Pre-stack AVA Inversion by Using Propagator Matrix Forward Modeling

Most existing amplitude variation with angle (AVA) inversions are based on the exact Zoeppritz equation or its approximations. These modeling methods, which are ray-tracing-based and describe P-wave primary reflections only, lead to exacting requirements for pre-processing of the input data. Current processing is inadequate to satisfy these demands, especially for removing the effects of transmission losses, P-wave multiples and various converted-wave modes. By using input data with processing errors, inversion results of primary-only methods are predictably not accurate enough. The propagator matrix (PM), like the reflectivity method, uses an analytical solution to the wave equation and considers full-wave propagation effects in horizontal or nearly horizontal multilayered earth models. The numerical examples verify that a PM can effectively estimate transmission losses, multi-reflections and the comprehensive responses of thin interbedded layers, and also has higher reflection sensitivities to P-wave and S-wave velocity and density, as compared with ray-tracing-based AVA modelling.

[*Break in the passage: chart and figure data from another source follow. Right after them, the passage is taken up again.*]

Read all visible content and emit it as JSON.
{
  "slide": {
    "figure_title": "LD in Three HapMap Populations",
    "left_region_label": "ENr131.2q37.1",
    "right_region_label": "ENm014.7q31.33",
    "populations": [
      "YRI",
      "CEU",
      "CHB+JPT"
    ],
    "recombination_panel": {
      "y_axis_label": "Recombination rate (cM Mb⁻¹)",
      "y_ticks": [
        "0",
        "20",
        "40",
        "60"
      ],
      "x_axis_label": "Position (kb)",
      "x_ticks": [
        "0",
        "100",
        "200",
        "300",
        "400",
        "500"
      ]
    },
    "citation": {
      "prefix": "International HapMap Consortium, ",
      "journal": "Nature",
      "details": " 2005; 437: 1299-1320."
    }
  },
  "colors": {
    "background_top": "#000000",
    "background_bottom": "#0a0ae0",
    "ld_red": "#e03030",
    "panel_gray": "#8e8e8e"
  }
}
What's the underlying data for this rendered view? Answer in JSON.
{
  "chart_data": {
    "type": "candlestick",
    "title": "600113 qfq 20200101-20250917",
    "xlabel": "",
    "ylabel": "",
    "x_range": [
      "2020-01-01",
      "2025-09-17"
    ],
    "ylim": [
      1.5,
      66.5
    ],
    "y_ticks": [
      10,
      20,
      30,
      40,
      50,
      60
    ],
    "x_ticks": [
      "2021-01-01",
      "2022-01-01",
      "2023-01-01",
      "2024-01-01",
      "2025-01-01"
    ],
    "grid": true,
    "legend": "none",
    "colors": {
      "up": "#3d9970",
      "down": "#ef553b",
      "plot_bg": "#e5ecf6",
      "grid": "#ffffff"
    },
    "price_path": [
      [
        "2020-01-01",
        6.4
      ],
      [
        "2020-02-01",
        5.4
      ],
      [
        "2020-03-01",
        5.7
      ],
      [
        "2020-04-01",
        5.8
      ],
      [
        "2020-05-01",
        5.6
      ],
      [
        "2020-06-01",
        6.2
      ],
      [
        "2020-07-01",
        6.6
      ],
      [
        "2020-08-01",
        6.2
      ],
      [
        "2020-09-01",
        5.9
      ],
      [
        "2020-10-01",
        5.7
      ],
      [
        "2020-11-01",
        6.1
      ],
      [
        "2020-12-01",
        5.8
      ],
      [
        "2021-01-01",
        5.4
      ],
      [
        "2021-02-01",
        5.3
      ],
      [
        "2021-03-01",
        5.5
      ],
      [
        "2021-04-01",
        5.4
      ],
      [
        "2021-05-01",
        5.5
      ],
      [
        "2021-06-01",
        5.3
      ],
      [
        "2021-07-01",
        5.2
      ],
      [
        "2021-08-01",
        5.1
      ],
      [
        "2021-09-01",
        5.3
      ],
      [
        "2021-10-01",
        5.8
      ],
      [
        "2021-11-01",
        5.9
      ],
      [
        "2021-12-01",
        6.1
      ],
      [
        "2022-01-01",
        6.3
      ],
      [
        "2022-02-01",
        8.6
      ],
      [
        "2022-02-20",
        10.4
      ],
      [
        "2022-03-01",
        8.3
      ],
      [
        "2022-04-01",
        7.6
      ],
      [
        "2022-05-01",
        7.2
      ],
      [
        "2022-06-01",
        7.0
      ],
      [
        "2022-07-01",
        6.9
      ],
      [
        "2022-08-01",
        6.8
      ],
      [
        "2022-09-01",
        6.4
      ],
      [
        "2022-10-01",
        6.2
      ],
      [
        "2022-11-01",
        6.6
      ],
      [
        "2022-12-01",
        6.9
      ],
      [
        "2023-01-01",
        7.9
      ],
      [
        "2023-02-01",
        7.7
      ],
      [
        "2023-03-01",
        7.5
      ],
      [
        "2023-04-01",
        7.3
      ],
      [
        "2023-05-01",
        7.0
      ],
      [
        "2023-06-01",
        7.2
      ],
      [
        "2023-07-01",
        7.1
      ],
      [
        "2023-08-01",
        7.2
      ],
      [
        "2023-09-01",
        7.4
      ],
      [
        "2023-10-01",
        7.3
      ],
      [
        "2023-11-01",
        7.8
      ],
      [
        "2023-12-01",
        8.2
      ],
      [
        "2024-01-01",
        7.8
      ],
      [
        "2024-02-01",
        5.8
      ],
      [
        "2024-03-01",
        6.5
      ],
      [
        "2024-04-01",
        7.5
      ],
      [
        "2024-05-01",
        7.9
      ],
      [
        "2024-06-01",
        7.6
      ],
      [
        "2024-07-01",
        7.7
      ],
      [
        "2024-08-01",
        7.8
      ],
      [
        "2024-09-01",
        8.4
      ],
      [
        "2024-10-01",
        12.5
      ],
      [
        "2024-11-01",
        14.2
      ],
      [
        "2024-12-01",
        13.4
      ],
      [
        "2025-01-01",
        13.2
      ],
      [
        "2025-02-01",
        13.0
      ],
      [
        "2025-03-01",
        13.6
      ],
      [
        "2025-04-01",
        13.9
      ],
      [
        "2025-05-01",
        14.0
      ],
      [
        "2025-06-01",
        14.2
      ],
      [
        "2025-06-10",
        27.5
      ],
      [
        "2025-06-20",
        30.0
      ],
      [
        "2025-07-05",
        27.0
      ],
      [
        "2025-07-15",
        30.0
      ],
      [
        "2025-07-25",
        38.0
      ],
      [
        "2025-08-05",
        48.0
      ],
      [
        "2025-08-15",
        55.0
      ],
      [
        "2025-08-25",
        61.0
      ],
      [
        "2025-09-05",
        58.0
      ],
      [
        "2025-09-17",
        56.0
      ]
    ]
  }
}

A pre-stack AVA three-parameter inversion by using a PM as the forward engine is proposed. Following a Bayesian approach, the inversion is stabilized by including the correlation of P-wave velocity, S-wave velocity and density. For inversion accuracy, the limited-memory Broyden–Fletcher–Goldfarb–Shanno (L-BFGS) optimization method is used to solve the augmented function, and the generalized cross-validation (GCV) criterion (Huang et al. in J Geophys Eng 14(1):100–112, 2017) is introduced to adaptively acquire the regularization parameter. Theoretical model inversion analysis shows that the proposed inversion can make use of transmission losses, P-wave multiples and converted wave modes, which not only cost-effectively simplifies the pre-processing, but also generates reasonable inverted results for multilayered conditions. The proposed inversion is then applied to a set of real data, and a comparison with Zoeppritz equation-based inversion demonstrates that PM inversion is clearly superior to Zoeppritz equation-based inversion in terms of stability and accuracy.